Até a próxima e divirtam-se.

dos Três Mosqueteiros… e também quem mais os admira.
* Não que eles não existam na produção japonesa: basta lembrar de Shishio Makoto em Rurouni Kenshin.
** Você certamente viu em algum He-Man ou She-Ra da vida esse tipo de coisa. “No episódio de hoje, vimos alguém que tomou uma atitude errada porque…”
*** O mais clássico exemplo é a série pré-tezukiana Norakuro, de Suihō Tagawa (1931). A série foi um grande sucesso, sendo lembrada até hoje, e envolvia a ascensão na carreira militar de um gato no exército. Com a ocupação estadunidense, a temática foi restringida e por isso o personagem foi reinventado de diversas formas, inclusive como um atleta.
**** O Mazinger Z de Go Nagai nos brindou com um verdadeiro circo de monstros, a começar pelo próprio Dr. Hell — mas, pessoalmente, eu escolheria como exemplo mais bem-acabado o grotesco Killer the Butcher, do Zambot 3 de Yoshiyuki Tomino. Apesar dele ser cômico e ridículo o tempo todo, ele é um dos genocidas mais monstruosos da animação japonesa — novamente, a virada do meio da série fala muito sobre ele.
***** Mas não vou dar esse spoiler: Gundam the Origin está na Crunchyroll.
****** Isso é fruto dos vaivéns dos bastidores de produção de Gundam ZZ. Originalmente Char Aznable foi pensado para estar lá, mas o tom da série foi repensado e optou-se por fechar o destino do personagem em um longa à parte, Char Contra-Ataca (presente na Netflix). Mas essa informação esclarece muita coisa: na série, podemos ver como a Federação é corrupta até a medula. Tendo isso em mente, dá para entender o retorno de Char à posição de oponente, após ter lutado ao lado de seus antigos inimigos contra uma ameaça maior em Zeta Gundam.
******* Dessler de Garmillas no original e na série nova. Mas a essa altura da minha vida não vou conseguir chamá-lo de outra forma.
******** Parece haver um certo anacronismo aqui — o Patrulha Estelar original é de 1974, anterior à trilogia de Nagahama — mas na primeira série Desslok era realmente uma figura mais vilanesca. No entanto, é revelado que ele tinha um bom motivo para suas ações. Na segunda série, de 1978 (já no mesmo período da trilogia de Nagahama), temos o início de uma humanização que se concretiza na terceira temporada, de 1980. Nessa época, outras séries já investiam em antagonistas mais humanos e com motivos compreensíveis, como o trágico Buff Clan de Space Runaway Ideon.

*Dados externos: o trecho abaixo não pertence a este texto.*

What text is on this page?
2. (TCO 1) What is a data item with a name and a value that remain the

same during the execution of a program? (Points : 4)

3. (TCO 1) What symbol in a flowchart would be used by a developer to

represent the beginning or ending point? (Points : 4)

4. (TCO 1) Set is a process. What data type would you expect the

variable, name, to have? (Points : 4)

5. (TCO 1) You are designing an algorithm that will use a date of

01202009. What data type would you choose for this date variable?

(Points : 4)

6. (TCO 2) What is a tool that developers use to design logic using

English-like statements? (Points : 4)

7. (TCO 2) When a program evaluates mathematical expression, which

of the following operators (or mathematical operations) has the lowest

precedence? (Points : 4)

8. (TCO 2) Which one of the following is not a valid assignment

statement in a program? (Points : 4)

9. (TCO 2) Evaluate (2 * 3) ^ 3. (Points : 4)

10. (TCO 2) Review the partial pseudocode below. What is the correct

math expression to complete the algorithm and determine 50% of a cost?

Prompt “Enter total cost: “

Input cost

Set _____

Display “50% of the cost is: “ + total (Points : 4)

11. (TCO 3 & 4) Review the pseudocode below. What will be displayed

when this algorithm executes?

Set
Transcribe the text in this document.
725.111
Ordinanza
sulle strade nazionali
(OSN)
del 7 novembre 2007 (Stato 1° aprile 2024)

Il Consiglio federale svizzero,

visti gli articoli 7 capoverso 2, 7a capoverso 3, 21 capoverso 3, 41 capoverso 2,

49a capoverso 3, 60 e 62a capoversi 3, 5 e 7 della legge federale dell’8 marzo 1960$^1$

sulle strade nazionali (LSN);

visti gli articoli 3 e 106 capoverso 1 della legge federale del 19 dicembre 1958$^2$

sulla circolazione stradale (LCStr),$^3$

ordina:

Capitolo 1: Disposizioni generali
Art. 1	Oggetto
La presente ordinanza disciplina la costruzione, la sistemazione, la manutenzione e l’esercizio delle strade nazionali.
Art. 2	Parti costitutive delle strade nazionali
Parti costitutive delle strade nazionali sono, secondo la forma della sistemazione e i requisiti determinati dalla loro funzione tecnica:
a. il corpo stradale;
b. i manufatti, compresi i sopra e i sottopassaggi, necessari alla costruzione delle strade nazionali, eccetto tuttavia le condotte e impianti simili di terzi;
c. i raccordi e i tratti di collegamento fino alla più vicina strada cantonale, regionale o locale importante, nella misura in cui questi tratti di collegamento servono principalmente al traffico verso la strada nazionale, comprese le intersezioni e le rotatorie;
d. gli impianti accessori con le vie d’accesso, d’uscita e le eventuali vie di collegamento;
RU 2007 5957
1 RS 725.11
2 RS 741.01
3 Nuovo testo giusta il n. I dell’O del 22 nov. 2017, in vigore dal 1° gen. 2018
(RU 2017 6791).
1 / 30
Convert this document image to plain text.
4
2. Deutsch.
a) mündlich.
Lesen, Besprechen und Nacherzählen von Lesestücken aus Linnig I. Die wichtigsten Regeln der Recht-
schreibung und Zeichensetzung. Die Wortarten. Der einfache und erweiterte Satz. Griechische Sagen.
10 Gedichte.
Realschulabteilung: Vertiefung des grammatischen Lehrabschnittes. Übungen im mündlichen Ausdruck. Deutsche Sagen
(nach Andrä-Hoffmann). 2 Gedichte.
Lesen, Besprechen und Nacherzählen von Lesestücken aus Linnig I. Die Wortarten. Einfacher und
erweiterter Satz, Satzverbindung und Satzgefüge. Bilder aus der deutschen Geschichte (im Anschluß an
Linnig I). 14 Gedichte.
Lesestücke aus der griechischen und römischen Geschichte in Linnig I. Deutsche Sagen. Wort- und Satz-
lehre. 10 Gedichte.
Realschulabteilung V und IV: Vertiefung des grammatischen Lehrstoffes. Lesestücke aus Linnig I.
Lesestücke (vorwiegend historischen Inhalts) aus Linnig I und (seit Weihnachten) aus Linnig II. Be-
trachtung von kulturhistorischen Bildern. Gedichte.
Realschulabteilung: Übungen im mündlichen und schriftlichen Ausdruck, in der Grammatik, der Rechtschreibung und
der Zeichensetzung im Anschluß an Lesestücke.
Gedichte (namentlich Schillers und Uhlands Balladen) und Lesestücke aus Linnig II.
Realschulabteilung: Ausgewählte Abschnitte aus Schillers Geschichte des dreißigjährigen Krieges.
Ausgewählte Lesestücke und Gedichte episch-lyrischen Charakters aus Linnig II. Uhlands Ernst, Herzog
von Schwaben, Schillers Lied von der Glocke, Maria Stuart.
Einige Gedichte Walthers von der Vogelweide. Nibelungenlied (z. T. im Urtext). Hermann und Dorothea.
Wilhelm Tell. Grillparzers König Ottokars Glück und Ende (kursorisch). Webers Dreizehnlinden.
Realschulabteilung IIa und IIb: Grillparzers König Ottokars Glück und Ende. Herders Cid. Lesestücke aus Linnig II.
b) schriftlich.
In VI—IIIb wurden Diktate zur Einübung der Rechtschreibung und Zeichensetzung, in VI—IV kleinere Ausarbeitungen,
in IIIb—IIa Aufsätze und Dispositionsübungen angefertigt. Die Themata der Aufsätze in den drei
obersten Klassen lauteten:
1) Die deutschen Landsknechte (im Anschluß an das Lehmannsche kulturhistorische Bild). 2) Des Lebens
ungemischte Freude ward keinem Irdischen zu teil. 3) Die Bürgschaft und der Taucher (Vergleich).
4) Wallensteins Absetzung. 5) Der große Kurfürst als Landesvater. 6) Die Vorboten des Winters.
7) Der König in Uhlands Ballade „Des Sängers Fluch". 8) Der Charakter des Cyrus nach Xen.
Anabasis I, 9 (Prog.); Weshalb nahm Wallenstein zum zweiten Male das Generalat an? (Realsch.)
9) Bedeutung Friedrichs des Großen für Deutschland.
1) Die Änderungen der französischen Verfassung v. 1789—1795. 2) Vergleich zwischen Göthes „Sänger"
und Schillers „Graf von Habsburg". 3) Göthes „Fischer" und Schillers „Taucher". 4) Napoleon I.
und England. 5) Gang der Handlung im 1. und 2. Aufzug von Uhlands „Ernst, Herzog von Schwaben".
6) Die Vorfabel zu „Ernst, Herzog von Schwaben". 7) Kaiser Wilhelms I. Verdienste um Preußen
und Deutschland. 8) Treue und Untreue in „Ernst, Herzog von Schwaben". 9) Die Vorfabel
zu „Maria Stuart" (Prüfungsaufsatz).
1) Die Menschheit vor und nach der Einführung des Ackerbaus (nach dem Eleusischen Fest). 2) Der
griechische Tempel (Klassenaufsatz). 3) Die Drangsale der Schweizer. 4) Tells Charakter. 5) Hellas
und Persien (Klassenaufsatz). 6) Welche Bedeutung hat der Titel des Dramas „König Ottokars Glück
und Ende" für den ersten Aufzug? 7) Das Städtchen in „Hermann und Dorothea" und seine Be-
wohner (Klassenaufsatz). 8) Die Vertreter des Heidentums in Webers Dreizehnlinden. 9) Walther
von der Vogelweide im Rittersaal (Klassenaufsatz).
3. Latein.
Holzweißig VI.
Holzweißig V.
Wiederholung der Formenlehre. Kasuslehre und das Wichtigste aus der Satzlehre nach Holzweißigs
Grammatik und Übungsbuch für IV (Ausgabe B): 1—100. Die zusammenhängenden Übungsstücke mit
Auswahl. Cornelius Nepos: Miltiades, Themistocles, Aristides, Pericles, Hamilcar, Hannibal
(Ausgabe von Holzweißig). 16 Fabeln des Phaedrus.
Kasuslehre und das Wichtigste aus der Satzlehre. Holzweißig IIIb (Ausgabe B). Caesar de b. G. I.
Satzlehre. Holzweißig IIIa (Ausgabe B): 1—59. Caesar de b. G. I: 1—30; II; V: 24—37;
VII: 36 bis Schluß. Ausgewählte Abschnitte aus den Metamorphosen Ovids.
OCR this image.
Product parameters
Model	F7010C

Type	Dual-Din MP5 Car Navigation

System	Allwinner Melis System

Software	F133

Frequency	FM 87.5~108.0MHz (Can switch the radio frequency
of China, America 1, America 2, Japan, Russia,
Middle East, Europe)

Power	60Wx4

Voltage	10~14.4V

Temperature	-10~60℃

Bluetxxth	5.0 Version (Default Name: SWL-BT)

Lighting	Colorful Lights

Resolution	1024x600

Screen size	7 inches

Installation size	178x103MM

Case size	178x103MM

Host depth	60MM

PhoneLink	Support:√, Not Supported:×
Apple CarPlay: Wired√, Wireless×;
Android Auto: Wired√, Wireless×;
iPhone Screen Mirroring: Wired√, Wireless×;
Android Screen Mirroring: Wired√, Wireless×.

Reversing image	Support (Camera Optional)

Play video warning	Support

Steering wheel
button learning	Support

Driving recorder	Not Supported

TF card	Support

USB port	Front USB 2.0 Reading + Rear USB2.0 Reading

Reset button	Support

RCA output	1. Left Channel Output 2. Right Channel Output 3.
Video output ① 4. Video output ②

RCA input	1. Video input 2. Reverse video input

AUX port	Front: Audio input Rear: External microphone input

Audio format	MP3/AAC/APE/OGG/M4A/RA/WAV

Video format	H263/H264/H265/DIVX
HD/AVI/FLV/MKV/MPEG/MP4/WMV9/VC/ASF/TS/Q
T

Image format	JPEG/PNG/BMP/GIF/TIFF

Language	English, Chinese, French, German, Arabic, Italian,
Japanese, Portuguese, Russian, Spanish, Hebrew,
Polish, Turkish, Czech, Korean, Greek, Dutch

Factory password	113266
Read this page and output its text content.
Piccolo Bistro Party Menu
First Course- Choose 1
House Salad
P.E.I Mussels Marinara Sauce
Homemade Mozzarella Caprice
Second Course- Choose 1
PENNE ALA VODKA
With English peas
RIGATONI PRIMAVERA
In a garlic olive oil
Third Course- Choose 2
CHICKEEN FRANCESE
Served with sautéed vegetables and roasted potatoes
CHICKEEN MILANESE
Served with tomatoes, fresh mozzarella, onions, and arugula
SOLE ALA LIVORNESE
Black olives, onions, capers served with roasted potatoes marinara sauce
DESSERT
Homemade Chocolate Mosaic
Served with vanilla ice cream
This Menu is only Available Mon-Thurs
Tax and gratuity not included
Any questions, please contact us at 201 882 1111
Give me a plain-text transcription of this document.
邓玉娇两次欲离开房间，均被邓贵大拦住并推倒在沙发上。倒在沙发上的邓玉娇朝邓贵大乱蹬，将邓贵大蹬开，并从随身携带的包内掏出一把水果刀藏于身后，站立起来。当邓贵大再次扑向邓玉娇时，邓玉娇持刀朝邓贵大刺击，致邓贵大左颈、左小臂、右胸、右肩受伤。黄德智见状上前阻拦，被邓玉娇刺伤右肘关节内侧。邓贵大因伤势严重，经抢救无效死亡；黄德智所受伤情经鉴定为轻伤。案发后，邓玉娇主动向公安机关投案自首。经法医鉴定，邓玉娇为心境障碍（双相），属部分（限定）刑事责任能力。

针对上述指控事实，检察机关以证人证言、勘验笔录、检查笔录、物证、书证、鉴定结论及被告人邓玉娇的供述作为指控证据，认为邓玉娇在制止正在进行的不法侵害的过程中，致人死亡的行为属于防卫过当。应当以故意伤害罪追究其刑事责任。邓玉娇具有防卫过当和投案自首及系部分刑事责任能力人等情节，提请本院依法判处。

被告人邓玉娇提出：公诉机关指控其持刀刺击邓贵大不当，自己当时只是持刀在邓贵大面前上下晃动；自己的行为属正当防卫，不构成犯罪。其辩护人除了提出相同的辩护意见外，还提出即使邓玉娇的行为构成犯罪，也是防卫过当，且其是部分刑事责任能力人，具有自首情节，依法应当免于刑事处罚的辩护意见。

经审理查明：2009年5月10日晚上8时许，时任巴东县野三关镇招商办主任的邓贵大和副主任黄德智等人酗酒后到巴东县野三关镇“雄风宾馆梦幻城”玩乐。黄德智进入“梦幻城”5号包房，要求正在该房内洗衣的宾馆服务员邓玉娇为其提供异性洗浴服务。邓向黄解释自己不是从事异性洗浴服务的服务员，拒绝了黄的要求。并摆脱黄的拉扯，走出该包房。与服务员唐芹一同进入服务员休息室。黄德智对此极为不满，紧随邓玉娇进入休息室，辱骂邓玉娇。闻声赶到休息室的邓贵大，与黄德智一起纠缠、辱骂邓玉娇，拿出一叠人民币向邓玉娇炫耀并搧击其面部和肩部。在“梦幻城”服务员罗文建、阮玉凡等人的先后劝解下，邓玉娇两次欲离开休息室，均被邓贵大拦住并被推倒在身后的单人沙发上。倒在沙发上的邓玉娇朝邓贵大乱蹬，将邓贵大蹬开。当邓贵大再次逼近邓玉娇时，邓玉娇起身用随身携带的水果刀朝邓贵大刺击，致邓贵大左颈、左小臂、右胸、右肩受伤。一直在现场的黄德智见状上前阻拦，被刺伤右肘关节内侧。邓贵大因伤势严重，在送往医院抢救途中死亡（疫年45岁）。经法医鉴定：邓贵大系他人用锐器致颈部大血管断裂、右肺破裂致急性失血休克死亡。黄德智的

********* Curiosamente, o próprio Desslok seguiu as duas rotas: no longa Arrivederci, Yamato, uma versão retroativamente alternativa e não-canônica dos eventos da segunda temporada, Desslok se suicida como forma de contrição ao se deixar tragar pelo vácuo do espaço. Mas há vários outros exemplos desses suicídios honrados, normalmente no melhor estilo “o capitão afunda com o navio”.